思量了一会儿,严肃地说:“我有个问题想问你,你可以选择说,也可以选择不说。”
他与她对视了一眼,带着一丝浅笑说:“你问吧。”
她犹豫不决地问出了心中的疑惑:“这些年你有过女人吧。”他那技术没法不让人怀疑。
他身子轻轻一颤,把她转过来,面对着自己,在她额头印下一吻,脸上的笑意敛去,眼中浮起酸涩,踯躅了片刻,语气坚定地说:“我告诉你,但不许你嫌弃我。”
她疑惑地盯着他,用力点了点头,没有说话。
他紧张地看着她说:“我有过女人,而且有过很多。”
听到这个答案,她愣了一下,一口气憋在胸口,有些喘不上气来。霎时眼光涣散成一片零乱,慢慢荡起漩涡,翻江倒海地澎湃起伤痛和绝望,心砰然碎裂,似乎整个天地都在旋转。
原以为他和蒋伯同不一样,现在却知道他们并没有区别,真如别人说的,天下男人都一样。下意识地挺直了脊背,咬紧牙关,轻轻推开他,慢慢站起来,向大卧室走去,硬生生憋回了眼中的泪,只留一团了无生气的漆黑。
人走的那样坚决,可心却痛的像有人紧紧攥住撕扯一样。本以为经历过太多的磨难,没有扛不住的事了。现在才知道付出多少信任和期待,就有多少锥心刺骨的痛。痛的似乎抬腿的力气都没有了,身子微微有些晃。

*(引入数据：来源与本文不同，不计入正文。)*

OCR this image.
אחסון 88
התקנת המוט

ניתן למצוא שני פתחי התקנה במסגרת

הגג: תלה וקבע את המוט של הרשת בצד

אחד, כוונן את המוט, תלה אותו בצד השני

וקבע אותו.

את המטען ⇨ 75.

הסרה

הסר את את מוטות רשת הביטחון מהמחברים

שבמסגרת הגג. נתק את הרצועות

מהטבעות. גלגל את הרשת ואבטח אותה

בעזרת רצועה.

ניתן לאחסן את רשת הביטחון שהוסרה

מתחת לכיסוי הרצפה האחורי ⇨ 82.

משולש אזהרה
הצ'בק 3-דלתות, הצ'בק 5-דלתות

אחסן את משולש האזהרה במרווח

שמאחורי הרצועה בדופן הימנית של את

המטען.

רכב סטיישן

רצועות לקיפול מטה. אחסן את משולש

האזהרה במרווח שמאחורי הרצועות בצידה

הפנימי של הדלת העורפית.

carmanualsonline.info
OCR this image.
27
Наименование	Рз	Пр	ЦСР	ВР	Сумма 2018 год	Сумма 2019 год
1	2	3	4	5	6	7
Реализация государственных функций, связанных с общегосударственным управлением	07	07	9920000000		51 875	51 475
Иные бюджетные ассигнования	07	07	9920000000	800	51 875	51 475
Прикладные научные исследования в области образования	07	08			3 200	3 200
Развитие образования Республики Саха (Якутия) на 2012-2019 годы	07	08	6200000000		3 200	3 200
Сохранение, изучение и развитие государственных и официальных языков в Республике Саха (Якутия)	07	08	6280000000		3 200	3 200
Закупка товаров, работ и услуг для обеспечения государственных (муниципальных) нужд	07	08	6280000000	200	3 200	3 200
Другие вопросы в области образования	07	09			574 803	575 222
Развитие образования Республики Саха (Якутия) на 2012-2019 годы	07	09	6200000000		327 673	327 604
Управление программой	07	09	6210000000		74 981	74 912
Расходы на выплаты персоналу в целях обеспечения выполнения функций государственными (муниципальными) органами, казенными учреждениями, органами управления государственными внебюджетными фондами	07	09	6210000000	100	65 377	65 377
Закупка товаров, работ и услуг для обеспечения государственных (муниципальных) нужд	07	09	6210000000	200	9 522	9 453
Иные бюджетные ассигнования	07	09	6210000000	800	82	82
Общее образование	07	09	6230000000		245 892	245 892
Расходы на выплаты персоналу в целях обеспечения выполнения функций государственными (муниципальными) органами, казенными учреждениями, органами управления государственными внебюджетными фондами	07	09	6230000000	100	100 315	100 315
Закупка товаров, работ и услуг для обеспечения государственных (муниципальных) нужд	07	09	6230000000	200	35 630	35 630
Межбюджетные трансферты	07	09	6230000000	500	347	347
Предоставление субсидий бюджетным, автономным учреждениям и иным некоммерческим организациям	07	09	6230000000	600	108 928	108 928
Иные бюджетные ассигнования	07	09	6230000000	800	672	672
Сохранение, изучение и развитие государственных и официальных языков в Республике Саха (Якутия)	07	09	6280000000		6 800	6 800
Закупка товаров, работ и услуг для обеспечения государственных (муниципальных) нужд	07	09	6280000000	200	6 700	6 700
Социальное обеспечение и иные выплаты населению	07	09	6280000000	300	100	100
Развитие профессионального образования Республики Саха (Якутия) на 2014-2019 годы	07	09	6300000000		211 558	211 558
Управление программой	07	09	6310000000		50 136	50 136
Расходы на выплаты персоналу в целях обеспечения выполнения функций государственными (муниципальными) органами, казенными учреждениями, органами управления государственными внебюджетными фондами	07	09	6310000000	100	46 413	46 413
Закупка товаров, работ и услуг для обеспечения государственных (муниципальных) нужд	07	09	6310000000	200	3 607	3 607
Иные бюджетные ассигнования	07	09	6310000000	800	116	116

见梅子的反应,厉杰的心跳刹时乱了节拍,脸色苍白地跳起来一把拉住了她,不顾她的挣扎,紧紧抱进怀里,着急地说:“老婆,对不起。十几年来,因为割舍了你,心里很痛苦,有些自暴自弃,当一些中国的、外国的女人向我表示好感时,只要她们愿意,我就与她们逢场作戏的尚过*。我知道,在这方面我配不上你,但我真的不知道我还可以得到你,否则,我是不会这样做的。”
梅子抬起头来,对上他的视线,他眉宇间的忧伤,眼睛里燃烧得一簇簇焦灼的火焰,一点一点烫着她的心,烫得她心痛难奈。
她推他,想一个人静静地想一想,她怕过一年半载,他对她的新鲜劲过去,又会与外面那些向他表示好感的女人走到一起。如果再次出现这处情况,她不知道自己是该捧着一颗伤痕累累的心像许多女人一样假装不知道,还是该再次选择离婚。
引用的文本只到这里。